The trauma was so great that even after the war and the publication of her first book she made no mention of her Jewish ancestry. It is this tension between memory and identity that Gene Scheer, who wrote the lyrics for the work, sees as the heart of the work.

Scheer, who was part of a discussion at The Temple that followed the performance told WABE’s Lois Reitzes, who moderated the program, that she never fully came to terms with who she was. On her death in 1993, the tombstone was carved with the non-Jewish name she took on to survive to greet another day.

“She decided to take on this identity,” Scheer pointed out. “And this was the way she was going to make it through to see another sunrise. In the first line of Charles Dickens’ ‘David Copperfield,’ the main character says, whether I turn out to be the hero of my own life, these pages will tell. Everyone is writing the story of their own life. And she’s writing the story of her own life that she can live with.”

In the short operatic work, Landau awakens in the middle of the night to commit to a tape recorder what she remembers of her tortured existence. But she is stymied by the collective weight of memory, and she struggles to find the words to express what is going through her mind.

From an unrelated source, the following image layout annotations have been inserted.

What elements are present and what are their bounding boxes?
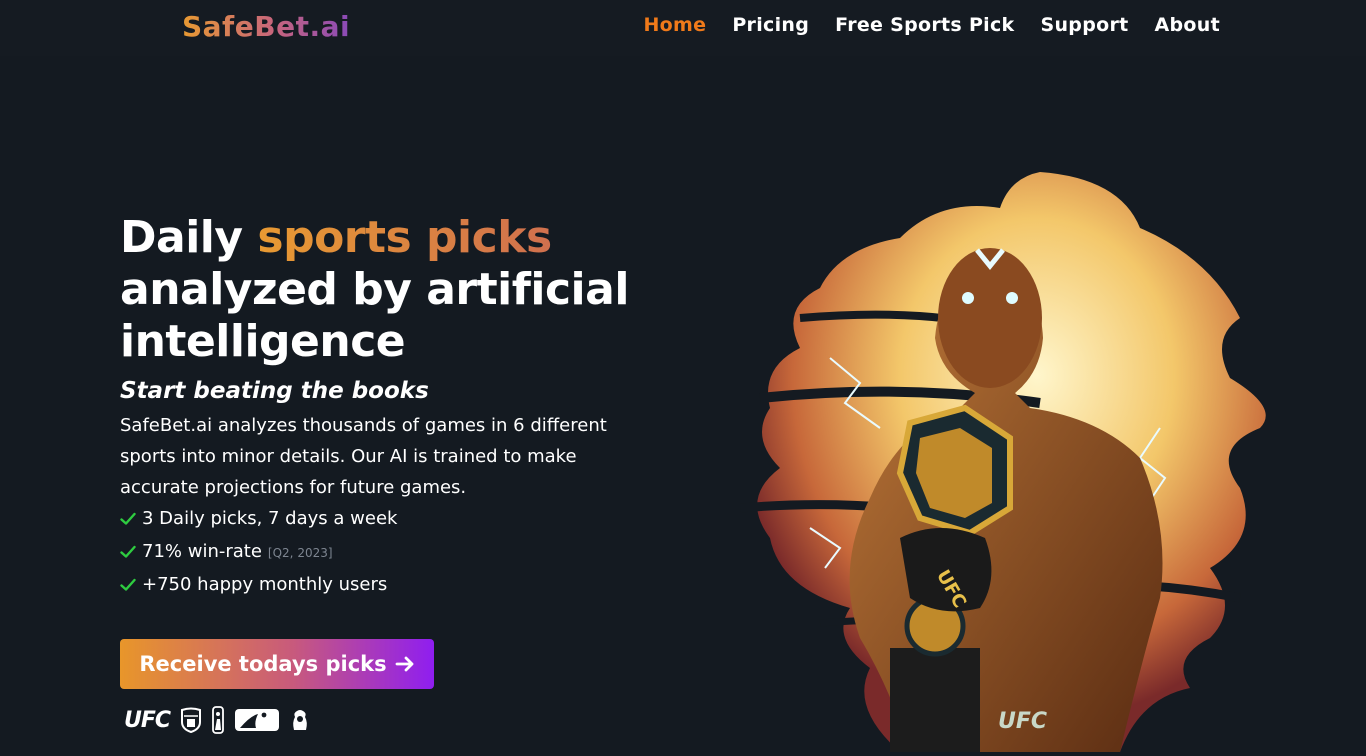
- feature-item: 3 Daily picks, 7 days a week: [120, 503, 680, 535]
- headline-part2: analyzed by artificial intelligence: [120, 264, 629, 367]
- feature-item: +750 happy monthly users: [120, 569, 680, 601]
- nav-link-pricing[interactable]: Pricing: [732, 14, 809, 36]
- cta-label: Receive todays picks: [139, 652, 387, 676]
- check-icon: [120, 545, 136, 558]
- art-ufc-logo: UFC: [998, 709, 1047, 734]
- nav-link-about[interactable]: About: [1155, 14, 1220, 36]
- receive-picks-button[interactable]: Receive todays picks: [120, 639, 434, 689]
- fighter-illustration: UFC UFC: [739, 168, 1272, 752]
- feature-text: +750 happy monthly users: [142, 574, 388, 595]
- hero-headline: Daily sports picks analyzed by artificia…: [120, 212, 680, 368]
- ufc-logo: UFC: [124, 707, 171, 733]
- hero-description: SafeBet.ai analyzes thousands of games i…: [120, 415, 607, 498]
- mlb-icon: [235, 709, 280, 731]
- nfl-shield-icon: [181, 707, 202, 733]
- premier-league-icon: [293, 710, 307, 730]
- feature-text: 71% win-rate: [142, 541, 262, 562]
- check-icon: [120, 512, 136, 525]
- feature-item: 71% win-rate [Q2, 2023]: [120, 535, 680, 569]
- nav-link-free-sports-pick[interactable]: Free Sports Pick: [835, 14, 1014, 36]
- nav-link-support[interactable]: Support: [1041, 14, 1129, 36]
- arrow-right-icon: [395, 656, 414, 672]
- headline-accent: sports picks: [257, 212, 552, 263]
- check-icon: [120, 578, 136, 591]
- site-logo[interactable]: SafeBet.ai: [182, 10, 350, 43]
- league-logos: UFC: [124, 704, 310, 736]
- main-nav: Home Pricing Free Sports Pick Support Ab…: [643, 14, 1220, 36]
- nav-link-home[interactable]: Home: [643, 14, 706, 36]
- headline-part1: Daily: [120, 212, 258, 263]
- feature-note: [Q2, 2023]: [267, 546, 333, 560]
- feature-text: 3 Daily picks, 7 days a week: [142, 508, 398, 529]
- feature-list: 3 Daily picks, 7 days a week 71% win-rat…: [120, 503, 680, 601]
- top-navbar: SafeBet.ai Home Pricing Free Sports Pick…: [0, 0, 1366, 56]
- hero-text: Daily sports picks analyzed by artificia…: [120, 212, 680, 601]
- hero-subheading: Start beating the books: [120, 378, 429, 404]
- nba-icon: [212, 706, 224, 734]
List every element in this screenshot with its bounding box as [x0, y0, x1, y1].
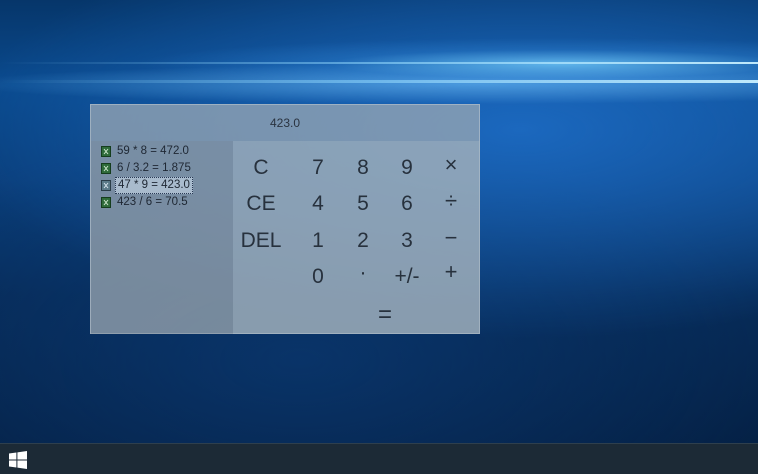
subtract-button[interactable]: −: [433, 222, 469, 254]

In a startling moment, Nora Winsler, who staged the work for The Atlanta Opera, has the featured performer, Tonea, mount the second level of The Temple’s bimah, with its reading desk for the Torah scroll and a partially uncovered ark that holds the scroll.

The discussion after the performance featured (from left) Lois Reitzes, Gene Scheer, Rabbi Peter Berg and Tomer Zvulun // Photo Credit: Atlanta Opera

It is an almost heart-stopping confrontation, as if to say that even with all this holy edifice represents, she is unable to fully come to terms with the burden of history.

The Artistic and Executive Director of the Atlanta Opera, Tomer Zvulun, was also part of the post-performance discussion. He pointed out that Landau’s difficulty acknowledging her past extends even to the name she has chosen.

“This woman chose to survive through denying her own identity. And there is a huge price that she paid for denying her identity, for sending her own people to the gas chambers. And her tragedy, the way I perceive it, is that she did survive to see another sunrise, and her identity is always going to be staring her at the face. It doesn’t matter how much she will call herself, Krystyna Zywulska, a Polish woman … she will still be Sonia Landau from a Jewish household. She can’t escape that.”

Rabbi Peter Berg, The Temple’s senior spiritual leader, commented that the issue of identity is one that members of the community still struggle with, particularly in these challenging times.

“The lesson that we’ve learned over the years, I think, is to be proud of who we are,” Rabbi Berg said, “and that there are moments when it’s OK to stand up and be strong. And there are moments when our lives might be threatened, and we have to make a different choice.”